J’ai suffisamment expliqué la portée de l’arrêté de 1836. Cet arrêté a été porté à cause des circonstances. Le service de santé avait été organisé à la hâte, à une époque où il était impossible d’être rigoureux pour les conditions d’admission. D’après ce qui m’a été déclaré par M. le ministre de la guerre de cette époque, on jugea convenable de régulariser certaines positions ; on exigea des examens de ceux qui n’avaient pas le grade de docteur. Cette circonstance ne doit plus guère exister aujourd’hui. Et voici qu’on invoque cet arrêté pour exiger de nouveaux examens des docteurs qui se croient des droits à une promotion.

L’honorable comte de Mérode a fort bien fait ressortir l’absurdité de cette mesure. Si l’on exigeait des avocats qui sollicitent des places de magistrat, de se replacer sur les bancs de l’école, de se soumettre à des examens, il en est beaucoup qui, après avoir pratiqué leur profession avec habilité, se refuseraient à se soumettre à cette épreuve ; et je pense qu’ils feraient bien, car un échec pourrait fort bien en être la suite. Cela me semblerait tout simple.
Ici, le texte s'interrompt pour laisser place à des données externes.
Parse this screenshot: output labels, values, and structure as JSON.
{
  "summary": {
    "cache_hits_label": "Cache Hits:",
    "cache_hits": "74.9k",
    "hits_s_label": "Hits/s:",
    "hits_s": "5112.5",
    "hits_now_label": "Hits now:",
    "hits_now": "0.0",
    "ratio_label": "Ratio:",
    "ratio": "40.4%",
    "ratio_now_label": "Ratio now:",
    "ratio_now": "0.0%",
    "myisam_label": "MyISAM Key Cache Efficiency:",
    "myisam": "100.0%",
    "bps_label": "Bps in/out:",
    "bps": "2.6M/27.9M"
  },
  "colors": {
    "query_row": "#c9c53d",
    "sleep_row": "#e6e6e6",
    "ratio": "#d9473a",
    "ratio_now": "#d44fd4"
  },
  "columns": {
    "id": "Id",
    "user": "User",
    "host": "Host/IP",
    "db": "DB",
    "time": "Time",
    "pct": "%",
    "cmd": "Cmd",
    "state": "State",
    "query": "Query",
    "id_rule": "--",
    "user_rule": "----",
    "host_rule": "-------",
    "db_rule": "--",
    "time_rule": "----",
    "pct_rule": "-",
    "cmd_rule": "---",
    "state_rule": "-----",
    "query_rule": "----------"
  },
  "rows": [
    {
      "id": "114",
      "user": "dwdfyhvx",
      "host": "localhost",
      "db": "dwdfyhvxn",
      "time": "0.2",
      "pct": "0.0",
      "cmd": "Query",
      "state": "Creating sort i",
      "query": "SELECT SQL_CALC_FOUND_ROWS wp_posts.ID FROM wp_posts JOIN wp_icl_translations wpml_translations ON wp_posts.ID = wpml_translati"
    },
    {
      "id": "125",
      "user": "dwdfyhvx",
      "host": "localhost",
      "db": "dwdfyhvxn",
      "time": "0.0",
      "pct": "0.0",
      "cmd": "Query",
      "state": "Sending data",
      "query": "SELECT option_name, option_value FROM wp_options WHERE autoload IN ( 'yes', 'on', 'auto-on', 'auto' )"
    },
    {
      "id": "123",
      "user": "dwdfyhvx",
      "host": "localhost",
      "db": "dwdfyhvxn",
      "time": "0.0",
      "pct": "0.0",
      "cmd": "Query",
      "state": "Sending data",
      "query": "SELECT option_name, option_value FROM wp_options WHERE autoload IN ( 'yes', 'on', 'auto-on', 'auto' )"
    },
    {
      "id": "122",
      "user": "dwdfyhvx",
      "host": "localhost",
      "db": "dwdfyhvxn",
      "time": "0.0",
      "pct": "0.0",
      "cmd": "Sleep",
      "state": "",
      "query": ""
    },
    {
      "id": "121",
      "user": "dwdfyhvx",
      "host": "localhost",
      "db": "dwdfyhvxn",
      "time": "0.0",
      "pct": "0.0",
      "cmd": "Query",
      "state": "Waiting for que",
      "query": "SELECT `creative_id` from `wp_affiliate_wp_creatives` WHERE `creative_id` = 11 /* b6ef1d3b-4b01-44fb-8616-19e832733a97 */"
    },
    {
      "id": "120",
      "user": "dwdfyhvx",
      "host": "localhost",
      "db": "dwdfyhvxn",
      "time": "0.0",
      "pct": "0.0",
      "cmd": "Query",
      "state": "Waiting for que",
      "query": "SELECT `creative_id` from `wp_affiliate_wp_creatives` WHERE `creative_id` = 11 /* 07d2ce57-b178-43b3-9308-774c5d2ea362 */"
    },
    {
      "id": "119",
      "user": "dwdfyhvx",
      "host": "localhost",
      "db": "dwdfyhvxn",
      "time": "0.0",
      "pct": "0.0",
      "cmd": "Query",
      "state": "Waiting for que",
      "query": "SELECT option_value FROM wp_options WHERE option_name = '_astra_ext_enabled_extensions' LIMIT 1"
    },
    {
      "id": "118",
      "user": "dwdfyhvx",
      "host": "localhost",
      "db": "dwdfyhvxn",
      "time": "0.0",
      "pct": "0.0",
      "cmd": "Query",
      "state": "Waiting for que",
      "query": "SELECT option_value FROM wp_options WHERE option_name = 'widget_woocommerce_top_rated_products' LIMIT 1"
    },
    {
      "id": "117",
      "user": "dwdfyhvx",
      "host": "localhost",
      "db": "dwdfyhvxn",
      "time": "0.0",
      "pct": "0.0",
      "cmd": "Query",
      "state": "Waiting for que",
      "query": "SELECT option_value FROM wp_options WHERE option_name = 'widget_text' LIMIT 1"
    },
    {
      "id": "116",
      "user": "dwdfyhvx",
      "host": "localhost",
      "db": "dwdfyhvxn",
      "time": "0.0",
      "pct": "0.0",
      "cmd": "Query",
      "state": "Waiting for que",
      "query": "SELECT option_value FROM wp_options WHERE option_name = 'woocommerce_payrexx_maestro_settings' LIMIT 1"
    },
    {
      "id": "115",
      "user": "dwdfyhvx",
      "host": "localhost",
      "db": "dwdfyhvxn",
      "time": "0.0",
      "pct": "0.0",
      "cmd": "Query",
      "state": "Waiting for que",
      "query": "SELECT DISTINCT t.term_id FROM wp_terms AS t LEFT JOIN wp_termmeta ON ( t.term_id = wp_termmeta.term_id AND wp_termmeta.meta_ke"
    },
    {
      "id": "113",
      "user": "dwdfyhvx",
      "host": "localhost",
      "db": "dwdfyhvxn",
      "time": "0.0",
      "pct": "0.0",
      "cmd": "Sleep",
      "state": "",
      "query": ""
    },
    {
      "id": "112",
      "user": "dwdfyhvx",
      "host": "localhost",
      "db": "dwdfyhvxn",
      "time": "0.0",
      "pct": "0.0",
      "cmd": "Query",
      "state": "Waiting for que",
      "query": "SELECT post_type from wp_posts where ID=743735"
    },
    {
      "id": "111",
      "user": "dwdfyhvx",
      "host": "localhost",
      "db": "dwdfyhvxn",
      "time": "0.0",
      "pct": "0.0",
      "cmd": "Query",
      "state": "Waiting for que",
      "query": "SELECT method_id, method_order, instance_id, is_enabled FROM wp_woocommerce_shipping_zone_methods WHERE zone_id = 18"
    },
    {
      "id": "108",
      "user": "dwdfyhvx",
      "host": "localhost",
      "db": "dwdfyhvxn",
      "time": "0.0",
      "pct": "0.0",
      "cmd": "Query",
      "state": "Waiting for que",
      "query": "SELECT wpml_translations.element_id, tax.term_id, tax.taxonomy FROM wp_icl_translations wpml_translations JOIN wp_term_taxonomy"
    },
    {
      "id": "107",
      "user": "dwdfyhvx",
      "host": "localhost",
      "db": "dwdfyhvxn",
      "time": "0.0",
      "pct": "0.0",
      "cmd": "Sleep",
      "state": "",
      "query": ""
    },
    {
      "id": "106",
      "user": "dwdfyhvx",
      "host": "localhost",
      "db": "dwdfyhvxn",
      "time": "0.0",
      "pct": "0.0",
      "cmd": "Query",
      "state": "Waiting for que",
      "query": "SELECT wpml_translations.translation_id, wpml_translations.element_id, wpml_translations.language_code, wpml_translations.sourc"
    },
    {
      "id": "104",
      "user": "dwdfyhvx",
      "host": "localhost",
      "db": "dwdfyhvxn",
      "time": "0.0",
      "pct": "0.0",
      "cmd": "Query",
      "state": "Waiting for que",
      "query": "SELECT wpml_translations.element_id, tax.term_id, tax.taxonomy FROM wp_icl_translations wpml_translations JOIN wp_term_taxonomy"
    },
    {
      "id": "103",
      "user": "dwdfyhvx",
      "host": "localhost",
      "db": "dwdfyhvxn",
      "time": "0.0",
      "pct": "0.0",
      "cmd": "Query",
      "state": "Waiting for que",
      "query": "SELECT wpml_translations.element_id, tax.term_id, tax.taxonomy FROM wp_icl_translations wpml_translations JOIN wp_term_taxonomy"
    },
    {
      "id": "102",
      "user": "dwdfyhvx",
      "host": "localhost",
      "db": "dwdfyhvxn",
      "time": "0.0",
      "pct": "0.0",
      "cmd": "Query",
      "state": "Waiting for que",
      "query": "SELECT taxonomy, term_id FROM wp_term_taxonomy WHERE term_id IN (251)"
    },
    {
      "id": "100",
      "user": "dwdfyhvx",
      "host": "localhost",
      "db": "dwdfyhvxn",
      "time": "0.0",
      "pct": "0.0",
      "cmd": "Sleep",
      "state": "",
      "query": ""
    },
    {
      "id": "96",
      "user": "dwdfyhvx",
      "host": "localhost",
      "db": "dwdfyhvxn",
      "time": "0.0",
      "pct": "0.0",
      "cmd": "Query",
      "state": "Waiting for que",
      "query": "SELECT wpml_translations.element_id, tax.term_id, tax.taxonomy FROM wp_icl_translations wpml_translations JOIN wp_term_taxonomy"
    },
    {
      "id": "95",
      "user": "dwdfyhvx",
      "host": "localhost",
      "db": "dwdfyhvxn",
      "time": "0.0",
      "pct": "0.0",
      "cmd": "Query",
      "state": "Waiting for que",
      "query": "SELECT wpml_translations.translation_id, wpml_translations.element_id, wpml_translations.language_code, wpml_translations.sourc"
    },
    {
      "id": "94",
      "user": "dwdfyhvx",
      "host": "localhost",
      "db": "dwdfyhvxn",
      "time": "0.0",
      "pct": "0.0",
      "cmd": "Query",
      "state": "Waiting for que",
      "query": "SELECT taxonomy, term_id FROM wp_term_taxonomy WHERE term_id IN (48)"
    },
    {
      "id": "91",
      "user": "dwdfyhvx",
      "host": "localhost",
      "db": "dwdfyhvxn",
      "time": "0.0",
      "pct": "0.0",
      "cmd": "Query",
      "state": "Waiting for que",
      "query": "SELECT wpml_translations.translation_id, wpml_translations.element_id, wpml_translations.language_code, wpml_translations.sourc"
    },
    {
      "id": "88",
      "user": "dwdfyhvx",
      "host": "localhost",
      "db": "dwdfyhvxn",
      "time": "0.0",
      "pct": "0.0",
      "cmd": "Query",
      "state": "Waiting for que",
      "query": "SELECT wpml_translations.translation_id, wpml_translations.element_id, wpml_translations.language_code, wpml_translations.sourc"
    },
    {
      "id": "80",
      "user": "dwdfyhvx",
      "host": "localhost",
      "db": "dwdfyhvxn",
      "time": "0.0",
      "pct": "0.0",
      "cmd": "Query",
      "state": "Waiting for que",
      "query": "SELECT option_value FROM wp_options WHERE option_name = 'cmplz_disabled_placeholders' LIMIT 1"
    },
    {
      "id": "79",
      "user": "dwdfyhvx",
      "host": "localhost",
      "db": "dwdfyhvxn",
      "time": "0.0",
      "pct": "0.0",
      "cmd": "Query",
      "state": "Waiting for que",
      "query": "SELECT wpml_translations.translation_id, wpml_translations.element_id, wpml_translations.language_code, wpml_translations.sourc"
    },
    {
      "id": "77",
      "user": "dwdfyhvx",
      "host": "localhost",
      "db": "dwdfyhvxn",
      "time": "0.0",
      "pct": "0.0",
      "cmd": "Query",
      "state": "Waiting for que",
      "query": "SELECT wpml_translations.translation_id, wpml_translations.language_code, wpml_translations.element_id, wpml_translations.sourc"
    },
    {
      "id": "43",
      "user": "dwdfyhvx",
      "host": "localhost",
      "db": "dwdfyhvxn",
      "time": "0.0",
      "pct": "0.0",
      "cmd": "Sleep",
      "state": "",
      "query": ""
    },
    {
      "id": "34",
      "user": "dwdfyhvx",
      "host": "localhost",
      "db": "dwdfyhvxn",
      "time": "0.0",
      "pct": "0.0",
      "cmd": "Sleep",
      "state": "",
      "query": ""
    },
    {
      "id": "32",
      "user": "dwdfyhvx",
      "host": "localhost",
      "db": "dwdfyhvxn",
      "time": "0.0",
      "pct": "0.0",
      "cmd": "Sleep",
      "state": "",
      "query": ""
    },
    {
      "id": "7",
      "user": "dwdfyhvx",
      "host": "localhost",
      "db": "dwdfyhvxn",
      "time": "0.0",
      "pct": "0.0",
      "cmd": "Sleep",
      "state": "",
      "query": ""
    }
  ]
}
Quant à moi, j’ai pleine confiance dans le grade de docteur. Je prétends que celui qui a acquis cette position ne doit pas être soumis à des examens humiliants, je dirai même arbitraires, devant une commission organisée en vertu d’une disposition à laquelle on ne peut reconnaître aucun caractère légal dans les circonstances présentes. Si M. le ministre de la guerre trouve que le grade de docteur n’offre pas encore des garanties suffisantes, qu’il présente un projet de loi qui organise de nouveaux examens, la chambre jugera de leur opportunité.

J’ai d’ailleurs appris avec plaisir par ce que vient de nous dire l’honorable ministre, qu’il n’est pas question de supprimer l’hôpital militaire de Louvain ; j’ai, par suite, lieu de croire que le service des maladies de la peau et celui du traitement des ophtalmiques, qui en font partie, et qui ont été fixés dans cette ville par les généraux Willmar et de Liem ne seront pas transférés ailleurs.

M. le ministre de la guerre (M. Du Pont) – Comme je l’ai dit tantôt, je me propose de présenter un projet de loi à cet égard. J’en encore une observation à faire. Les médecins militaires doivent être non-seulement médecins, mais encore chirurgiens et pharmaciens, etc., ils doivent être en état de passer leurs examens sur toutes les parties du service médical. Dès lors, il ne faut pas s’étonner qu’ils soient soumis à un examen spécial.

- La séance est levée à 4 heures et demie.